In Pearl Islands, The contestants are divided into heats. In the first round, contestants race across a pontoon and dive into the water. Using a rope suspended beneath the platform, they pull themselves, underwater, to the other end. Upon climbing back onto the platform they must jump back in the water and do it again. The first two contestants to complete two laps move on to the final heat. In the final heat, the castaway had to do five laps and upon surfacing, they must transfer a medallion from one side of the platform to another, one key at a time. The first person to transfer all their five keys to the other side of the platform wins immunity.
In Caramoan, they do the same thing but move a ring from one end of the pontoon to the other. The first two contestants from each heat to move two rings move onto the final round, where five laps are undertaken. The first castaway to move all five rings wins the challenge.
The challenge debuted in Survivor: Pearl Islands as the first individual Immunity Challenge after the merge. Burton Roberts, newly returned to the game following the Outcasts twist, won the challenge and immunity, beating Rupert Boneham by a hair. As The Outcasts twist gave him immunity at his first Tribal Council upon returning to the game, he gave immunity to Rupert.
The challenge did not appear again until Survivor: Caramoan. Notably, Phillip Sheppard elected not to compete in the challenge, becoming the first contestant to forfeit an Immunity Challenge without an added incentive. Andrea Boehlke, Brenda Lowe, Malcolm Freberg, and Reynold Toepfer made the final heat, with Reynold ultimately winning immunity.
"What the...? (Part 2)"
"Zipping Over the Cuckoo's Nest"
- This challenge has only been used at the Final Ten.

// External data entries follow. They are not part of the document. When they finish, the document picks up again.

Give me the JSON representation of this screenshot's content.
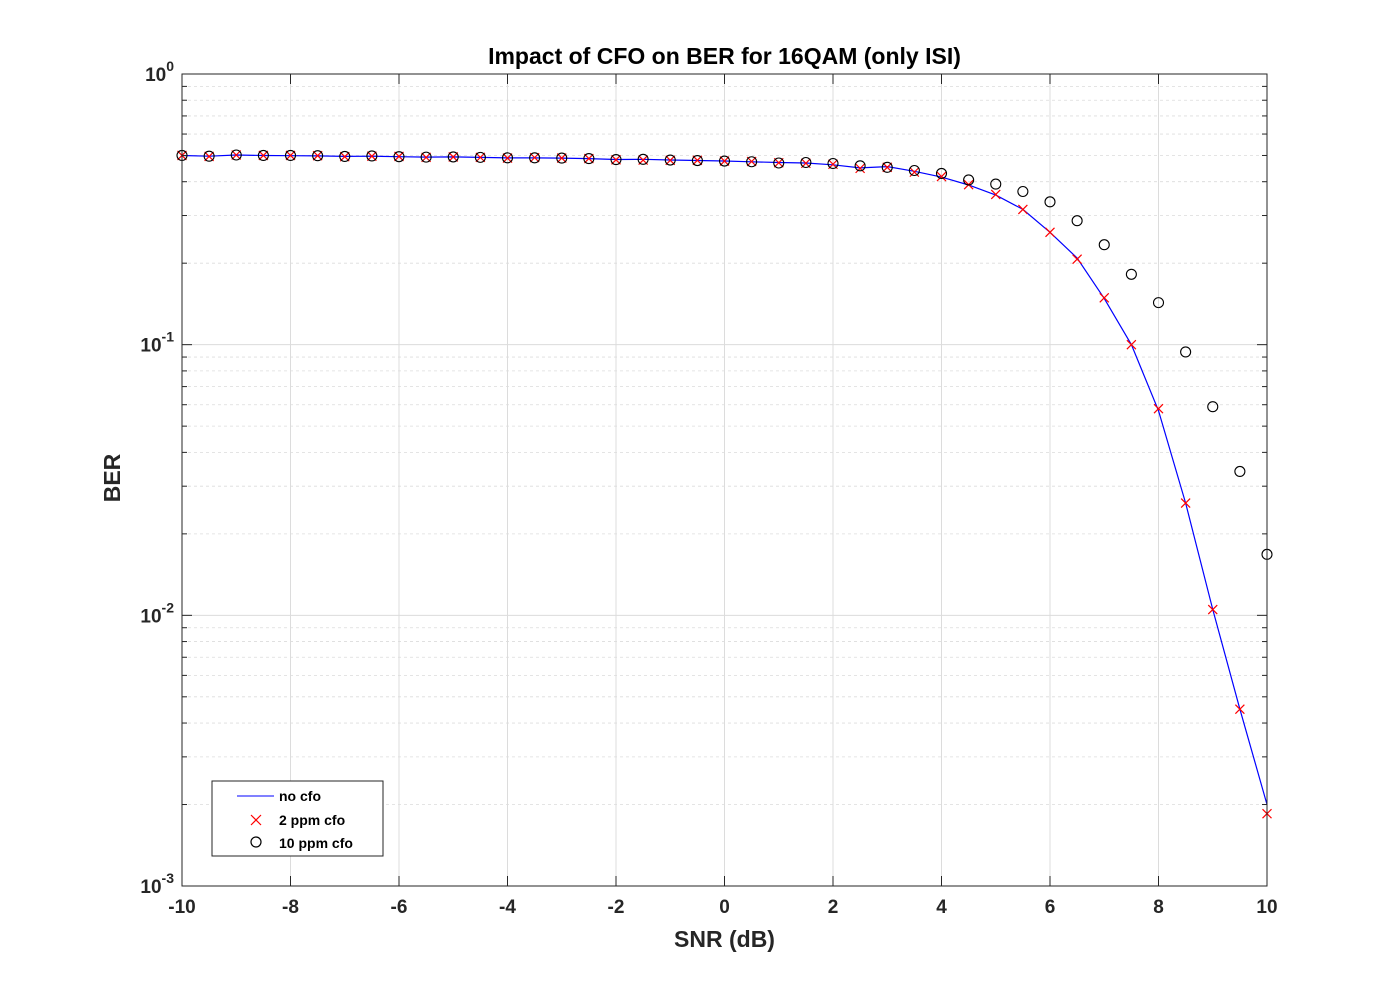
{
  "chart_data": {
    "type": "scatter",
    "title": "Impact of CFO on BER for 16QAM (only ISI)",
    "xlabel": "SNR (dB)",
    "ylabel": "BER",
    "xlim": [
      -10,
      10
    ],
    "ylim": [
      0.001,
      1
    ],
    "yscale": "log",
    "grid": true,
    "minor_grid": true,
    "legend_position": "bottom-left",
    "x_ticks": [
      "-10",
      "-8",
      "-6",
      "-4",
      "-2",
      "0",
      "2",
      "4",
      "6",
      "8",
      "10"
    ],
    "y_ticks": [
      {
        "base": "10",
        "exp": "0"
      },
      {
        "base": "10",
        "exp": "-1"
      },
      {
        "base": "10",
        "exp": "-2"
      },
      {
        "base": "10",
        "exp": "-3"
      }
    ],
    "x": [
      -10,
      -9.5,
      -9,
      -8.5,
      -8,
      -7.5,
      -7,
      -6.5,
      -6,
      -5.5,
      -5,
      -4.5,
      -4,
      -3.5,
      -3,
      -2.5,
      -2,
      -1.5,
      -1,
      -0.5,
      0,
      0.5,
      1,
      1.5,
      2,
      2.5,
      3,
      3.5,
      4,
      4.5,
      5,
      5.5,
      6,
      6.5,
      7,
      7.5,
      8,
      8.5,
      9,
      9.5,
      10
    ],
    "series": [
      {
        "name": "no cfo",
        "style": "line",
        "color": "#0000ff",
        "values": [
          0.5,
          0.497,
          0.502,
          0.5,
          0.499,
          0.498,
          0.496,
          0.497,
          0.495,
          0.493,
          0.494,
          0.492,
          0.49,
          0.49,
          0.489,
          0.487,
          0.483,
          0.484,
          0.481,
          0.479,
          0.477,
          0.474,
          0.471,
          0.469,
          0.462,
          0.45,
          0.455,
          0.437,
          0.416,
          0.389,
          0.357,
          0.316,
          0.26,
          0.209,
          0.148,
          0.1,
          0.057,
          0.026,
          0.0105,
          0.0045,
          0.002
        ]
      },
      {
        "name": "2 ppm cfo",
        "style": "x-marker",
        "color": "#ff0000",
        "values": [
          0.5,
          0.496,
          0.502,
          0.5,
          0.5,
          0.499,
          0.495,
          0.497,
          0.496,
          0.492,
          0.494,
          0.492,
          0.489,
          0.491,
          0.489,
          0.487,
          0.482,
          0.481,
          0.48,
          0.48,
          0.477,
          0.475,
          0.47,
          0.468,
          0.464,
          0.448,
          0.452,
          0.434,
          0.418,
          0.39,
          0.359,
          0.316,
          0.26,
          0.207,
          0.149,
          0.1,
          0.058,
          0.026,
          0.0105,
          0.0045,
          0.00185
        ]
      },
      {
        "name": "10 ppm cfo",
        "style": "circle-marker",
        "color": "#000000",
        "values": [
          0.5,
          0.497,
          0.502,
          0.5,
          0.5,
          0.499,
          0.496,
          0.498,
          0.495,
          0.493,
          0.494,
          0.492,
          0.49,
          0.49,
          0.489,
          0.487,
          0.483,
          0.484,
          0.481,
          0.479,
          0.477,
          0.474,
          0.469,
          0.471,
          0.467,
          0.458,
          0.452,
          0.44,
          0.429,
          0.406,
          0.392,
          0.368,
          0.337,
          0.287,
          0.234,
          0.182,
          0.143,
          0.094,
          0.059,
          0.034,
          0.0168
        ]
      }
    ]
  }
}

- Only men have won this challenge.
- This is the first individual Immunity Challenge where a castaway willingly chose to sit out without being bribed with an incentive of any kind.
- The name of this challenge likely references keelhauling, a form of punishment where sailors would be tied to a rope looped around a ship, thrown overboard, and then dragged under the ship's keel, either from port to starboard or bow to stern.